JPMorgan updated its 2020 outlook and “expects tight spending of roughly $ 65 billion, largely due to low volumes and billing-related spending,” while its economists are mulling a scenario in which the country’s GDP would decline 40% in the second quarter and unemployment reaches 20%.
“We hope to continue accumulating reserves in the second quarter, but much will depend on the final effect of the extraordinary programs (of the Government and the Federal Reserve) and how effective they will be in bringing people back to employment,” added the executive.
For his part, Dimon, recently recovered from surgery, declared that “we have to wait for delinquencies in credit cards and charges to rise, something that until now we have not seen much but will see in the second quarter”, and He advocated “making plans for the worst,” although he did not rule out a “fourth round of stimulus” from the White House.
JPMorgan’s interest margin was $ 14.5 billion, with little variation from the previous year because “the impact of lower interest rates was offset by the growth and diversification of its business balance and the greater margin in the area of corporate and investment banking, “explained the bank.
The coronavirus pandemic has ended the longest stock market cycle in history, but the entity has benefited precisely from volatility, achieving good results in corporate and investment banking, where a record in revenue has been recorded. of the market, 7.2 billion (32% more year-on-year).
WELLS FARGO, SHARED STRATEGY
This Tuesday also disclosed its results Wells Fargo, the third largest bank in the US, which similarly to JPMorgan had a sharp drop in profits (89%, to $ 653 million) and increased reserves for credit losses derived of COVID-19, which has forced businesses to stop and left 16 million people unemployed in the country.
“Our results were impacted by a 3.1 billion buildup of reserves, reflecting the expected impact these unprecedented times could have on our clients,” Wells Fargo Chief Financial Officer John Shrewsberry explained.

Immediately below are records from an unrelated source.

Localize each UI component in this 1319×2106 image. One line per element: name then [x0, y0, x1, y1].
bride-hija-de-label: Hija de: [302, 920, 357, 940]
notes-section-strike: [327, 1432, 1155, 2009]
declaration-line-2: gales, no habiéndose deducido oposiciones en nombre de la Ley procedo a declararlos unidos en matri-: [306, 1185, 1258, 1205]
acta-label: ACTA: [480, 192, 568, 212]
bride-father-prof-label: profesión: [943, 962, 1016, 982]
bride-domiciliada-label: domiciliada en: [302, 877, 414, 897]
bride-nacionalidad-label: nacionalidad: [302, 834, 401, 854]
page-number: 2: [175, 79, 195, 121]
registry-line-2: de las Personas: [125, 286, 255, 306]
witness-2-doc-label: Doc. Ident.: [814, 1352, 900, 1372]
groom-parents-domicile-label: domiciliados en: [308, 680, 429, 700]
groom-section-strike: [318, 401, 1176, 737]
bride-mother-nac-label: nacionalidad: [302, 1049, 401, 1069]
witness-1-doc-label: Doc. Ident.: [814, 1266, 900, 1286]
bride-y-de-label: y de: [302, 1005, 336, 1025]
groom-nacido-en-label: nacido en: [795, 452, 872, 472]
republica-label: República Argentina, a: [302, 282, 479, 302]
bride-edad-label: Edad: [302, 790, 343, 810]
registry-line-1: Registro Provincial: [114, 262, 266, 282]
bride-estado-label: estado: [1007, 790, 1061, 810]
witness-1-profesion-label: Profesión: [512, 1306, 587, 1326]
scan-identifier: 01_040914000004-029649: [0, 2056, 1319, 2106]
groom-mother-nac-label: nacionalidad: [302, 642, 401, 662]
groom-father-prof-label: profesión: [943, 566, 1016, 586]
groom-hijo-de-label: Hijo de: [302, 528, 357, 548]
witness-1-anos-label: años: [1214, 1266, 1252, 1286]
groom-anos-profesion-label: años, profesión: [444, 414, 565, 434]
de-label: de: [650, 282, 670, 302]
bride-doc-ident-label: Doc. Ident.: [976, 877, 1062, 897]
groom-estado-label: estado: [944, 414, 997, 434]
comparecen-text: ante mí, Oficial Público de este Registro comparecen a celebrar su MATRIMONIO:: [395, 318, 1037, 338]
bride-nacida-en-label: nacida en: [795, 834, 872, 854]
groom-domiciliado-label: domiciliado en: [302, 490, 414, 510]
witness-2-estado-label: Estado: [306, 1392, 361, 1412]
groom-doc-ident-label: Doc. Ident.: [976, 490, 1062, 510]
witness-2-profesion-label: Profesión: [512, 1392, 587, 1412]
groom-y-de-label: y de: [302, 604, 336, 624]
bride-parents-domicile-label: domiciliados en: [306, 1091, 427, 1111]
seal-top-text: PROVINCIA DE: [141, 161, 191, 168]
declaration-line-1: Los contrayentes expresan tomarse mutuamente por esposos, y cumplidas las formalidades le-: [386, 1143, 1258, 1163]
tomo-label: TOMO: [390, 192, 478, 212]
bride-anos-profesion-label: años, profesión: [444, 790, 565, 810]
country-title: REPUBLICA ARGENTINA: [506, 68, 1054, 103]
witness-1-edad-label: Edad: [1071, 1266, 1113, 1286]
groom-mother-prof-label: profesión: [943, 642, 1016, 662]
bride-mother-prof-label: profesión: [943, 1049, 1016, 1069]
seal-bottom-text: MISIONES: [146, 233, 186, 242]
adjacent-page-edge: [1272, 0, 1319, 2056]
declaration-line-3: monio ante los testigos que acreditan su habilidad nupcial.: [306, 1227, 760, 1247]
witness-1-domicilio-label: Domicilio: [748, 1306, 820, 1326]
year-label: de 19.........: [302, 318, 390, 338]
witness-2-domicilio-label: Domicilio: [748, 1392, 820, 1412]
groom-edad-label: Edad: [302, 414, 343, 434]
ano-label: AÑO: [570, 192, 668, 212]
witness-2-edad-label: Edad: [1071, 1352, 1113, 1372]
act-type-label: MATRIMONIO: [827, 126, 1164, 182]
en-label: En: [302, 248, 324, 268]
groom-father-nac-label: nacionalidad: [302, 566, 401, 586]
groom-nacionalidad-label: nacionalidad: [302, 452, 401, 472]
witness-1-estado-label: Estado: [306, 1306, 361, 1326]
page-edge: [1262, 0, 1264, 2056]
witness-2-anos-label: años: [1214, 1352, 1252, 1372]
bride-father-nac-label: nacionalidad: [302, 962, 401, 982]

Furthermore, according to the Financial Times, Wells Fargo is recommending some small business clients to “apply elsewhere” in case the $ 350 billion government bailout program is fully subscribed before the bank can work. through a large number of pending requests.
An email sent to an applicant said that while “staying in our queue”, “you may want to apply elsewhere to increase your chances of receiving a loan before funds run out.”
BAD OPENINGS FROM GOLDMAN SACHS
Tomorrow, Wednesday, other financial components of the big US bank will publish their financial accounts, which analysts hope will carry out similar strategies to arm themselves with reserves in the face of the crisis, as well as investment management entities such as Goldman Sachs.
Precisely, Goldamn Sachs warned on Tuesday that he expects that in the United States the economic crisis derived from the COVID-19 pandemic will be up to four times worse than that of 2008 and pointed out that the unemployment figures could be similar to those suffered by the country during the Second World War.
In a note to its clients collected by local media, the bank points out that, however, there could also be an “unprecedented” economic recovery.
In this sense, Goldman Sachs places the decrease in the United States’ Gross Domestic Product (GDP) during the second quarter of 2020 at 11% compared to the previous year, a drop greater than any experienced in the great crisis of the past decade.
In addition, the unemployment rate could reach, according to the financial company, up to 15% and warns that due to the severity of the situation, many workers may be marginalized and not seek employment during an early reopening of the economy.
Regarding the recovery, the bank predicts that it could be possible to recover “at least” part of the lost production if a strong increase in tests is carried out, as well as changes in business practices that reduce the risk of infection, but that normal business will not come until there is a vaccine.